現在、セイギの眼前にいるシードルは三体。残った三体はいつの間にやら作り上げていた球体を、セイギに向かって一斉に発射する。
「ボッズー、避けるぞ、潜るッ!!!」
「ほいやっさ!!!」
敵が攻撃を発射したと知ると、セイギはボッズーに向かって叫んだ。
指示を受けたボッズーは翼の形を素早く変化させる。ジェット噴射が如く飛ぶ四本の翼から、優雅に羽ばたける二本の翼へと――ボッズーが《ビュビューンモード》と呼ぶ四本の翼はスピード重視であり、動きは直線しか取れない。逆に優雅に羽ばたける二本の翼は極めの細かい動きが取れる、敵の攻撃を避けるのならば二本の翼の方が良いのだ。
そして、セイギとボッズーは"空を潜った"。
『潜る』……それは空を飛んでいる状態では不適切な言葉だろうだが、セイギとボッズーの行動に適切な言葉はこれしかない。セイギは全身を伸ばして海に飛び込む様にして、言葉通りに空を潜ったのだから。
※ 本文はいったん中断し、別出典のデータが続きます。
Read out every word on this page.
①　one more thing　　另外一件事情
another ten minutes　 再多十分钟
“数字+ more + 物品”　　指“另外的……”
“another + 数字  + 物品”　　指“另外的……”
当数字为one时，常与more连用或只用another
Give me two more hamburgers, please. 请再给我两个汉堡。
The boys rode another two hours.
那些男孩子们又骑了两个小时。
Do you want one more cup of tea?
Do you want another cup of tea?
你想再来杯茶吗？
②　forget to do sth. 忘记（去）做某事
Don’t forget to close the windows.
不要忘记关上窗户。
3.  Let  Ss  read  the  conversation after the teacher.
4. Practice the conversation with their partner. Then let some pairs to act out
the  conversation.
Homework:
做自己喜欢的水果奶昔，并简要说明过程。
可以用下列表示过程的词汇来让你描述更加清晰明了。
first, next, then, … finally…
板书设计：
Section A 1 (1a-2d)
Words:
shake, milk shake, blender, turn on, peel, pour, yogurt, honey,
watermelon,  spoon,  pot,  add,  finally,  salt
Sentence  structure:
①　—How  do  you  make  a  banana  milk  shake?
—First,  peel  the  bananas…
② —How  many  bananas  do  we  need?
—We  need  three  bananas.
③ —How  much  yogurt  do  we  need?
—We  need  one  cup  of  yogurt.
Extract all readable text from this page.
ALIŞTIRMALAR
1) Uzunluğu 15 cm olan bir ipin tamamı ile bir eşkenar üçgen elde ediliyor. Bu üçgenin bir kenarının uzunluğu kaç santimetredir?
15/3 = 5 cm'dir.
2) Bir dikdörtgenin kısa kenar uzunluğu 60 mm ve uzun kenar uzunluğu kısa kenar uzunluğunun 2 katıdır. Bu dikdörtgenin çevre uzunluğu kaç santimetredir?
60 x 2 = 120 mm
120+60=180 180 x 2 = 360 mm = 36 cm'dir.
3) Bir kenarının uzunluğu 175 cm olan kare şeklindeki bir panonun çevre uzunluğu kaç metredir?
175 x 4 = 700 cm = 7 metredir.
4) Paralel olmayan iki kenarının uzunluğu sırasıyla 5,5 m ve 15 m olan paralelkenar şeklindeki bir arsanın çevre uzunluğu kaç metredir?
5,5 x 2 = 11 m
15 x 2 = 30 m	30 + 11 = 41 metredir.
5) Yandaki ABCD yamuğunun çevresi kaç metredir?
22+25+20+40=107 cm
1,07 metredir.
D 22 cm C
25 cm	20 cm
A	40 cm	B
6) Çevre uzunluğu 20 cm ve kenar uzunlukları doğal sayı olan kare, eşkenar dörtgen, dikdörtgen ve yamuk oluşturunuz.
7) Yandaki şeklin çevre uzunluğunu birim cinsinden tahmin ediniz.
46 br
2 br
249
空を潜り三体分の攻撃を避けた二人は、そのまま優雅に泳いだ。まるで人魚の様に。優雅に泳いで向かうのはシードルの真下。敵は続け様の攻撃は出来ない、敵には隙が出来ている。
今こそチャンスだ。
ボッズーは再び翼を、四本の《ビュビューンモード》へと変えた。
セイギからの指示は無い。
指示は無くても、ボッズーとセイギの意思の疎通は完璧。セイギが何を求めているのか言葉を貰わなくともボッズーには分かるのだ。
ボッズーは翼を四本に変えると、再び"上の翼"で風を吸い込み、"下の翼"で噴出した。
「トォォォリャ!!」
セイギはジェット噴射が勢いで急上昇。
真下を取ったシードルに向かって大剣を突き上げる。
セイギの斬撃は突きも強い。シードルの胴体は突き破られ、無惨やな大爆発――破壊から爆発までは一秒程の間が空く、その隙にセイギとボッズーは上昇を続け、残りの二体を足元に見る場所へ移った。
「フンッ!!!」
セイギは休まぬ、続け様に動く。
セイギは三体目の標的と定めたシードルに向かって飛んだ。
「ドリャァ!!!」
セイギは大剣を袈裟斬りの形で振り、三体目も破壊した。目にも止まらぬ速さだ。二体目を破壊してから三体目を破壊するまでは僅かばかりの時間しか経っていない。
……が、しかし、『僅かばかりの時間』もシードルにとっては十分な時間だった様子。何故ならば、四体目は既に攻撃の準備を整えてしまっていたからだ。
ドォーーンッ!!!
新たな球体を作り出した四体目は、三体目を破壊したばかりで未だ剣を振り下ろす格好でいるセイギに向かって攻撃を発射した。
「!!!」
敵との距離は遠くない。近いくらいだ。球体が物凄い速さでセイギに向かって飛んでくる。
「うわっとッ!!」
間一髪、セイギはひらりと体を翻し、球体を避けた。
「あっぶねぇ!!」
寸前だ、危なかった。少しでも避けるのが遅ければ直撃していただろう。しかし、セイギはこんな事で肝を冷やす男ではない。まだまだ行くのがこの男だ。
敵の攻撃は連発は出来ない。震え始めてから球体が作られるまでには十数秒ほどの隙が生まれる。
「オリャァーー!!!」
セイギは隙を逃さない。
ボッズーの噴射で一気に四体目に近付き、セイギは大剣を振るった。激しい爆発が起こり、四体目も塵となり消える――
セイギによって、シードルは全滅した。
世界が破滅する驚異は去り、人類の平和は守られた――と、成れば良い。だが、敵は世界を破滅に導く者だ。そう易々と勝利は得られなかった。
「あれは……!!」
ぬか喜びの暇すらセイギには与えられなかった。四体目を倒した直後、セイギの目の隅に映る紅の穴に何かが光ったのだ。
「おいおい、来たか……」
「そりゃまだいるかボッズー!!」
セイギとボッズーは紅の穴に視線を移した。
すると二人の瞳に映った。それは増員。紅の穴から続々と、無数のシードルが現れたのだ。